For All He Knows Hamlet Gets The Girl And Godot Shows Up!


That's how one character in the MSU Summer Theatre production of The Nerd refers to another character's profession of a drama critic. Because he writes for the early edition on a local newspaper, he has to leave an evening show thirty minutes before the show ends to write his review – and for the non-thespians among you, Hamlet and Waiting for Godot are the two plays referenced in the title today. Anyway, The Nerd was mine and Martha's show for our “dinner and a show” date on Saturday celebrating our anniversary! Although our actual tenth wedding anniversary is this coming Friday the twelfth, we'll both be working that day so lunch/dinner (trust me, Primo's was quite filling, she had the six ounce sirloin and I had a six ounce chicken with vegetables with an appetizer of the biggest garlic bread I've ever seen!) was at Minot's Grand Hotel, and well worth it!



Let's see now … yesterday was just me with my in laws Robert and Sharon at church for our family because everybody who'd gone to the lake to celebrate Martha's uncle Roger's retirement – he started and has operated a bar in Bismarck/Mandan for decades, and now one of his sons runs it – was so tired (ESPECIALLY the kids; our Sarah and Jeffrey, and Breanna and Josceline who are now living with Robert and Sharon), and I was asked to read as I often am, everything but the Gospel lessons which are the pastor's task. And I only had two readings that morning, the Old Testament reading from Isaiah and the Psalm we read responsively. The New Testament reading for yesterday dealt with circumcision (it was Galatians 6:7-16) and it would take another sermon to deal with that. I think Pastor Janet chose the better course, expounding from Luke 10 where Jesus sends the seventy disciples out two by two.



That afternoon I walked with the kids (actually, they rode their bikes while I walked) to Main Street Books where we got to read a few books – Sarah's getting great at finding Waldo! – and played some games of checkers on a homemade cloth covering a glass table there. Jeffrey beat me, and Sarah gave me a good run for my money! The way Jeffrey kept saying “chess” and “checkmate” (chess terms) when he made a jump, I may want to renew his acquaintance with the game. We have a glass game set we got as a wedding present ten years ago good for checkers, chess, and backgammon. And I may have the only first grader this fall in our area who can play 'em! Jeffrey's ambitious enough, I assure you … and so is Sarah in her own right. This morning I was especially tested on it when the kids were getting ready for me to bring them to Grandma's and chose that moment. To fight. Over crayons.
 


Over this Fourth of July weekend (when you couldn't actually shoot fireworks off within the city limits, though the kids and I saw some behind our house as well as over the treetops anyway) Martha spent a good deal of relaxation time – for her, anyway – clipping the points off Campbell's Soup labels that your school redeems for cash. She volunteered to do this for Longfellow Elementary's PTA, so I can't begrudge her that and I've helped as much as she'll let me (seriously) and that day the four of us went to the matinee showing of Monsters University, the movie that shows how Mike and Sully first met in college and … this was a good movie, but not a great one. And as it seems Pixar is hitting middle-age with its recent slate of offerings, I think we'll wait for the DVDs more often or the happenstance appearance of a movie on TV. Ticket prices climbing and climbing …

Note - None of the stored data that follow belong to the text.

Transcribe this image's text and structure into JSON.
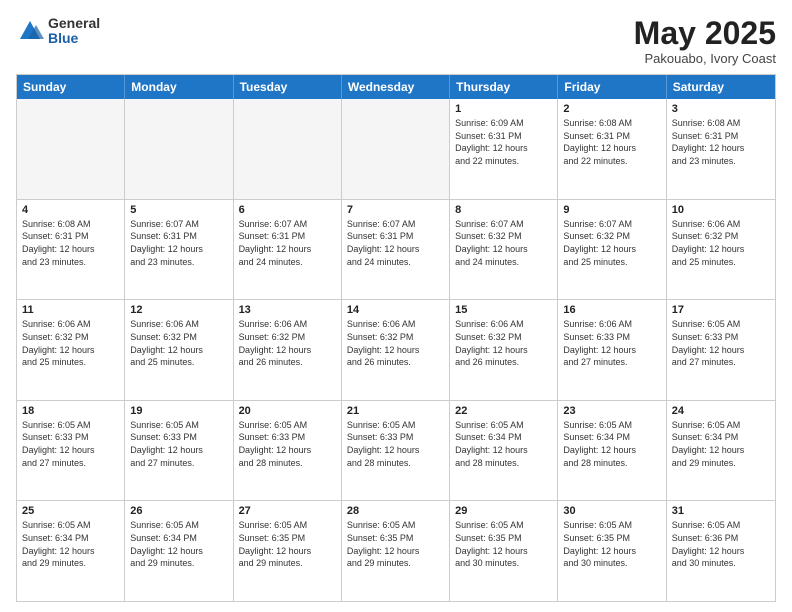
{
  "logo": {
    "general": "General",
    "blue": "Blue"
  },
  "header": {
    "month": "May 2025",
    "location": "Pakouabo, Ivory Coast"
  },
  "weekdays": [
    "Sunday",
    "Monday",
    "Tuesday",
    "Wednesday",
    "Thursday",
    "Friday",
    "Saturday"
  ],
  "weeks": [
    [
      {
        "day": "",
        "info": "",
        "shaded": true
      },
      {
        "day": "",
        "info": "",
        "shaded": true
      },
      {
        "day": "",
        "info": "",
        "shaded": true
      },
      {
        "day": "",
        "info": "",
        "shaded": true
      },
      {
        "day": "1",
        "info": "Sunrise: 6:09 AM\nSunset: 6:31 PM\nDaylight: 12 hours\nand 22 minutes.",
        "shaded": false
      },
      {
        "day": "2",
        "info": "Sunrise: 6:08 AM\nSunset: 6:31 PM\nDaylight: 12 hours\nand 22 minutes.",
        "shaded": false
      },
      {
        "day": "3",
        "info": "Sunrise: 6:08 AM\nSunset: 6:31 PM\nDaylight: 12 hours\nand 23 minutes.",
        "shaded": false
      }
    ],
    [
      {
        "day": "4",
        "info": "Sunrise: 6:08 AM\nSunset: 6:31 PM\nDaylight: 12 hours\nand 23 minutes.",
        "shaded": false
      },
      {
        "day": "5",
        "info": "Sunrise: 6:07 AM\nSunset: 6:31 PM\nDaylight: 12 hours\nand 23 minutes.",
        "shaded": false
      },
      {
        "day": "6",
        "info": "Sunrise: 6:07 AM\nSunset: 6:31 PM\nDaylight: 12 hours\nand 24 minutes.",
        "shaded": false
      },
      {
        "day": "7",
        "info": "Sunrise: 6:07 AM\nSunset: 6:31 PM\nDaylight: 12 hours\nand 24 minutes.",
        "shaded": false
      },
      {
        "day": "8",
        "info": "Sunrise: 6:07 AM\nSunset: 6:32 PM\nDaylight: 12 hours\nand 24 minutes.",
        "shaded": false
      },
      {
        "day": "9",
        "info": "Sunrise: 6:07 AM\nSunset: 6:32 PM\nDaylight: 12 hours\nand 25 minutes.",
        "shaded": false
      },
      {
        "day": "10",
        "info": "Sunrise: 6:06 AM\nSunset: 6:32 PM\nDaylight: 12 hours\nand 25 minutes.",
        "shaded": false
      }
    ],
    [
      {
        "day": "11",
        "info": "Sunrise: 6:06 AM\nSunset: 6:32 PM\nDaylight: 12 hours\nand 25 minutes.",
        "shaded": false
      },
      {
        "day": "12",
        "info": "Sunrise: 6:06 AM\nSunset: 6:32 PM\nDaylight: 12 hours\nand 25 minutes.",
        "shaded": false
      },
      {
        "day": "13",
        "info": "Sunrise: 6:06 AM\nSunset: 6:32 PM\nDaylight: 12 hours\nand 26 minutes.",
        "shaded": false
      },
      {
        "day": "14",
        "info": "Sunrise: 6:06 AM\nSunset: 6:32 PM\nDaylight: 12 hours\nand 26 minutes.",
        "shaded": false
      },
      {
        "day": "15",
        "info": "Sunrise: 6:06 AM\nSunset: 6:32 PM\nDaylight: 12 hours\nand 26 minutes.",
        "shaded": false
      },
      {
        "day": "16",
        "info": "Sunrise: 6:06 AM\nSunset: 6:33 PM\nDaylight: 12 hours\nand 27 minutes.",
        "shaded": false
      },
      {
        "day": "17",
        "info": "Sunrise: 6:05 AM\nSunset: 6:33 PM\nDaylight: 12 hours\nand 27 minutes.",
        "shaded": false
      }
    ],
    [
      {
        "day": "18",
        "info": "Sunrise: 6:05 AM\nSunset: 6:33 PM\nDaylight: 12 hours\nand 27 minutes.",
        "shaded": false
      },
      {
        "day": "19",
        "info": "Sunrise: 6:05 AM\nSunset: 6:33 PM\nDaylight: 12 hours\nand 27 minutes.",
        "shaded": false
      },
      {
        "day": "20",
        "info": "Sunrise: 6:05 AM\nSunset: 6:33 PM\nDaylight: 12 hours\nand 28 minutes.",
        "shaded": false
      },
      {
        "day": "21",
        "info": "Sunrise: 6:05 AM\nSunset: 6:33 PM\nDaylight: 12 hours\nand 28 minutes.",
        "shaded": false
      },
      {
        "day": "22",
        "info": "Sunrise: 6:05 AM\nSunset: 6:34 PM\nDaylight: 12 hours\nand 28 minutes.",
        "shaded": false
      },
      {
        "day": "23",
        "info": "Sunrise: 6:05 AM\nSunset: 6:34 PM\nDaylight: 12 hours\nand 28 minutes.",
        "shaded": false
      },
      {
        "day": "24",
        "info": "Sunrise: 6:05 AM\nSunset: 6:34 PM\nDaylight: 12 hours\nand 29 minutes.",
        "shaded": false
      }
    ],
    [
      {
        "day": "25",
        "info": "Sunrise: 6:05 AM\nSunset: 6:34 PM\nDaylight: 12 hours\nand 29 minutes.",
        "shaded": false
      },
      {
        "day": "26",
        "info": "Sunrise: 6:05 AM\nSunset: 6:34 PM\nDaylight: 12 hours\nand 29 minutes.",
        "shaded": false
      },
      {
        "day": "27",
        "info": "Sunrise: 6:05 AM\nSunset: 6:35 PM\nDaylight: 12 hours\nand 29 minutes.",
        "shaded": false
      },
      {
        "day": "28",
        "info": "Sunrise: 6:05 AM\nSunset: 6:35 PM\nDaylight: 12 hours\nand 29 minutes.",
        "shaded": false
      },
      {
        "day": "29",
        "info": "Sunrise: 6:05 AM\nSunset: 6:35 PM\nDaylight: 12 hours\nand 30 minutes.",
        "shaded": false
      },
      {
        "day": "30",
        "info": "Sunrise: 6:05 AM\nSunset: 6:35 PM\nDaylight: 12 hours\nand 30 minutes.",
        "shaded": false
      },
      {
        "day": "31",
        "info": "Sunrise: 6:05 AM\nSunset: 6:36 PM\nDaylight: 12 hours\nand 30 minutes.",
        "shaded": false
      }
    ]
  ]
}
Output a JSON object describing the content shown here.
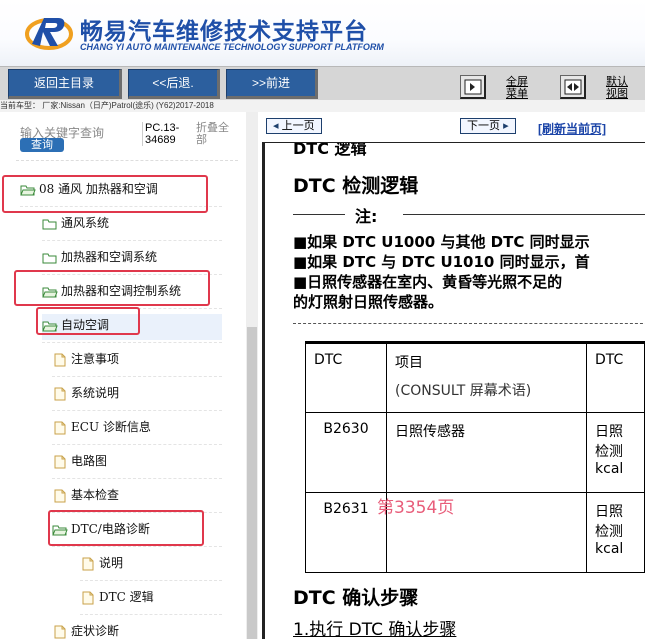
{
  "header": {
    "title": "畅易汽车维修技术支持平台",
    "subtitle": "CHANG YI AUTO MAINTENANCE TECHNOLOGY SUPPORT PLATFORM"
  },
  "toolbar": {
    "home_label": "返回主目录",
    "back_label": "<<后退.",
    "forward_label": ">>前进",
    "fullscreen_label": "全屏",
    "menu_label": "菜单",
    "default_label": "默认",
    "view_label": "视图"
  },
  "vehicle_info": "当前车型： 厂家:Nissan（日产)Patrol(途乐) (Y62)2017-2018",
  "search": {
    "placeholder": "输入关键字查询",
    "button_label": "查询"
  },
  "doc_code": "PC.13-34689",
  "collapse_label": "折叠全部",
  "tree": [
    {
      "label": "08 通风 加热器和空调",
      "level": 0,
      "open": true,
      "highlight": true
    },
    {
      "label": "通风系统",
      "level": 1,
      "open": false,
      "highlight": false
    },
    {
      "label": "加热器和空调系统",
      "level": 1,
      "open": false,
      "highlight": false
    },
    {
      "label": "加热器和空调控制系统",
      "level": 1,
      "open": true,
      "highlight": true
    },
    {
      "label": "自动空调",
      "level": 2,
      "open": true,
      "highlight": true,
      "selected": true
    },
    {
      "label": "注意事项",
      "level": 3,
      "file": true
    },
    {
      "label": "系统说明",
      "level": 3,
      "file": true
    },
    {
      "label": "ECU 诊断信息",
      "level": 3,
      "file": true
    },
    {
      "label": "电路图",
      "level": 3,
      "file": true
    },
    {
      "label": "基本检查",
      "level": 3,
      "file": true
    },
    {
      "label": "DTC/电路诊断",
      "level": 3,
      "open": true,
      "highlight": true
    },
    {
      "label": "说明",
      "level": 4,
      "file": true
    },
    {
      "label": "DTC 逻辑",
      "level": 4,
      "file": true
    },
    {
      "label": "症状诊断",
      "level": 3,
      "file": true
    }
  ],
  "pager": {
    "prev_label": "上一页",
    "next_label": "下一页",
    "refresh_label": "[刷新当前页]"
  },
  "document": {
    "partial_heading": "DTC 逻辑",
    "heading": "DTC 检测逻辑",
    "note_label": "注:",
    "bullets": [
      "■如果 DTC U1000 与其他 DTC 同时显示",
      "■如果 DTC 与 DTC U1010 同时显示，首",
      "■日照传感器在室内、黄昏等光照不足的",
      "  的灯照射日照传感器。"
    ],
    "table": {
      "headers": [
        "DTC",
        "项目",
        "DTC"
      ],
      "header_sub": "(CONSULT 屏幕术语)",
      "rows": [
        {
          "dtc": "B2630",
          "item": "日照传感器",
          "detail1": "日照",
          "detail2": "检测",
          "detail3": "kcal"
        },
        {
          "dtc": "B2631",
          "item": "",
          "detail1": "日照",
          "detail2": "检测",
          "detail3": "kcal"
        }
      ]
    },
    "page_watermark": "第3354页",
    "section2": "DTC 确认步骤",
    "section2_sub": "1.执行 DTC 确认步骤"
  },
  "colors": {
    "brand_blue": "#1f4fa8",
    "button_blue": "#2c5f9e",
    "highlight_red": "#e0384c",
    "watermark_pink": "#e85d7a"
  }
}
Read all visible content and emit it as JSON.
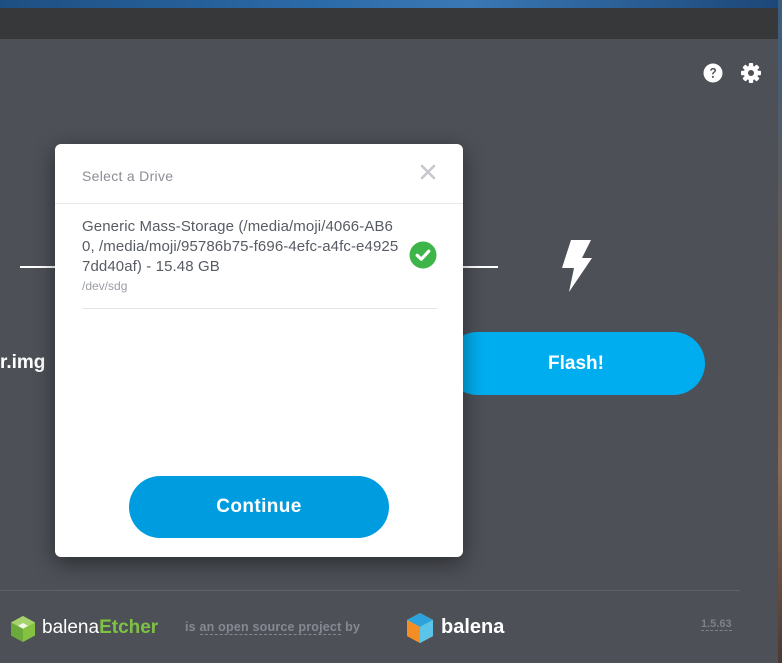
{
  "header": {
    "help_icon": "help-circle-icon",
    "settings_icon": "gear-icon"
  },
  "main": {
    "image_name": "r.img",
    "flash_icon": "lightning-icon",
    "flash_label": "Flash!"
  },
  "modal": {
    "title": "Select a Drive",
    "close_icon": "close-icon",
    "drives": [
      {
        "description": "Generic Mass-Storage (/media/moji/4066-AB60, /media/moji/95786b75-f696-4efc-a4fc-e49257dd40af) - 15.48 GB",
        "path": "/dev/sdg",
        "selected": true
      }
    ],
    "continue_label": "Continue"
  },
  "footer": {
    "brand_prefix": "balena",
    "brand_suffix": "Etcher",
    "oss_is": "is",
    "oss_link": "an open source project",
    "oss_by": "by",
    "company": "balena",
    "version": "1.5.63"
  },
  "colors": {
    "app_background": "#4d5057",
    "accent_blue": "#00aeef",
    "continue_blue": "#009ce0",
    "success_green": "#3eb549",
    "etcher_green": "#7ec242"
  }
}
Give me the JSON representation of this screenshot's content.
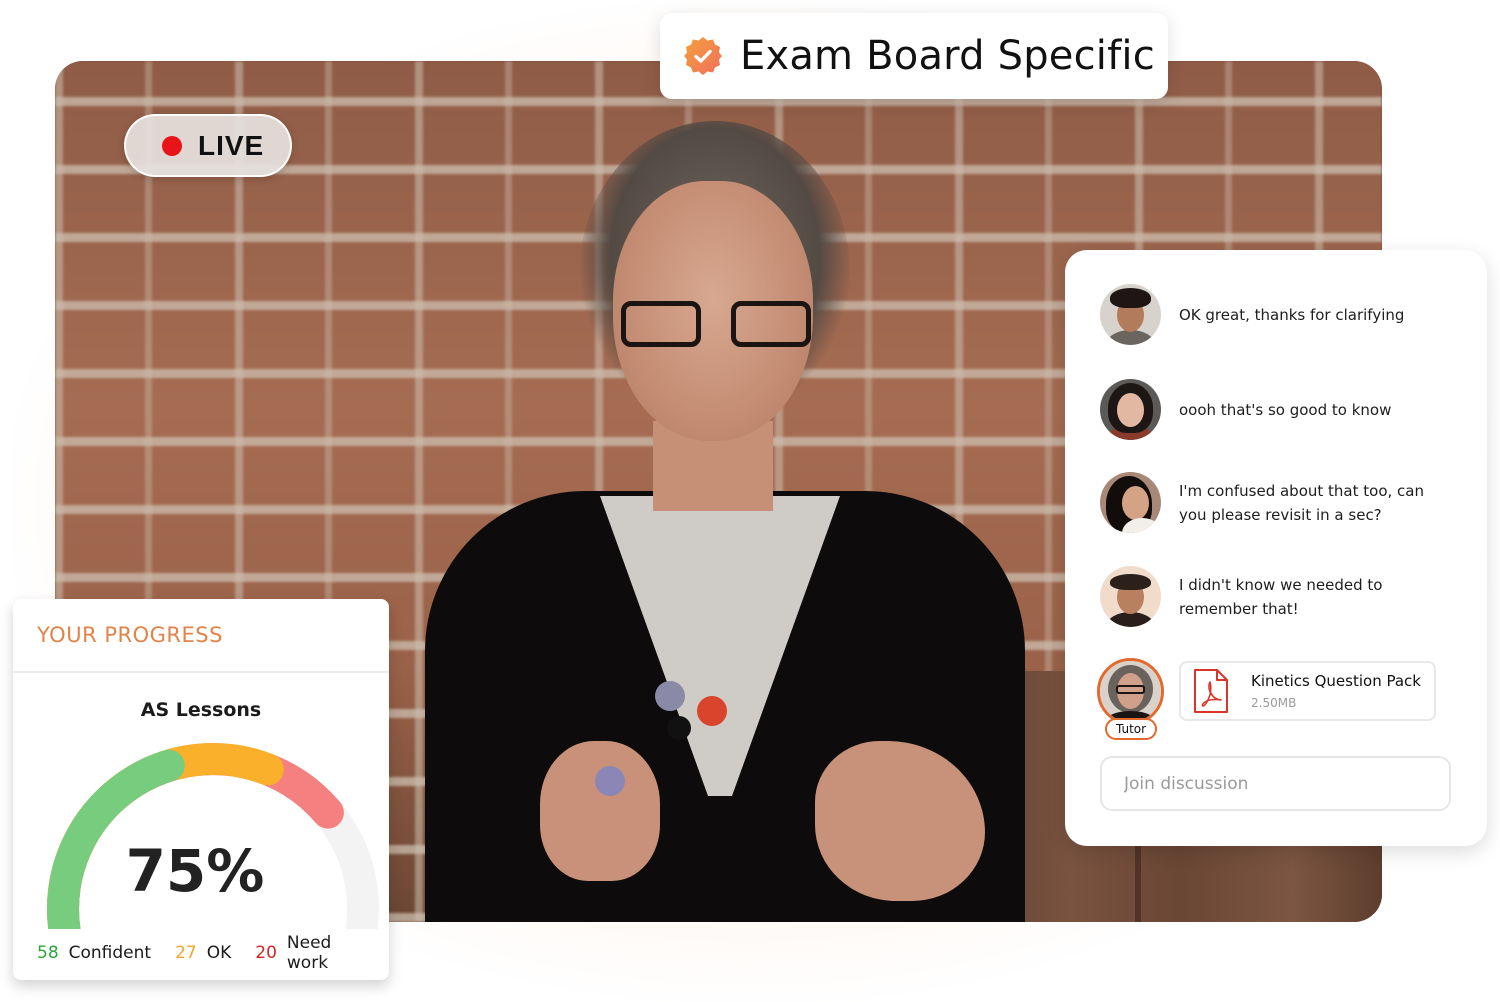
{
  "badge": {
    "label": "Exam Board Specific",
    "icon": "verified-check-badge-icon",
    "icon_gradient": [
      "#f4a13c",
      "#ef6f5e"
    ]
  },
  "video": {
    "live_label": "LIVE",
    "live_color": "#e8141a"
  },
  "progress": {
    "title": "YOUR PROGRESS",
    "subtitle": "AS Lessons",
    "value_label": "75%",
    "value_percent": 75,
    "segments": [
      {
        "name": "Confident",
        "count": 58,
        "count_label": "58",
        "color": "#77cc7d",
        "text_color": "#2aa53a"
      },
      {
        "name": "OK",
        "count": 27,
        "count_label": "27",
        "color": "#fbb02c",
        "text_color": "#f0a62a"
      },
      {
        "name": "Need work",
        "count": 20,
        "count_label": "20",
        "color": "#f48080",
        "text_color": "#d62424"
      }
    ],
    "track_color": "#f3f3f3",
    "title_color": "#e2834a"
  },
  "chat": {
    "messages": [
      {
        "avatar": "student-avatar-1",
        "text": "OK great, thanks for clarifying"
      },
      {
        "avatar": "student-avatar-2",
        "text": "oooh that's so good to know"
      },
      {
        "avatar": "student-avatar-3",
        "text": "I'm confused about that too, can you please revisit in a sec?"
      },
      {
        "avatar": "student-avatar-4",
        "text": "I didn't know we needed to remember that!"
      }
    ],
    "tutor": {
      "badge_label": "Tutor",
      "accent": "#e2692f"
    },
    "attachment": {
      "name": "Kinetics Question Pack",
      "size": "2.50MB",
      "icon": "pdf-file-icon",
      "icon_color": "#d9352a"
    },
    "input": {
      "placeholder": "Join discussion",
      "value": ""
    }
  }
}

I would say that Pierre Boulle's original novel Planet of the Apes (ISBN 0345447980, first appeared in 1963) is better than the movie as nearly 98% of books to film are, but that would be a stretch. One, the novel itself is a little more cerebral, with the main character being a journalist accompanying this expedition and not an astronaut, and by proving he is intelligent integrates himself into ape society … as well as an intelligent specimen can, for humans in that world are little more than savages. Throws the nature vs. nurture argument into a cocked hat, but you'll recognize many of the characters and this twist ending makes the action-fest this novel turns out to be (I'd almost say evolves into) well worth a read. And then there's a twist on THAT …



So now I'm dizzy writing this, but Martha still loves her truffles!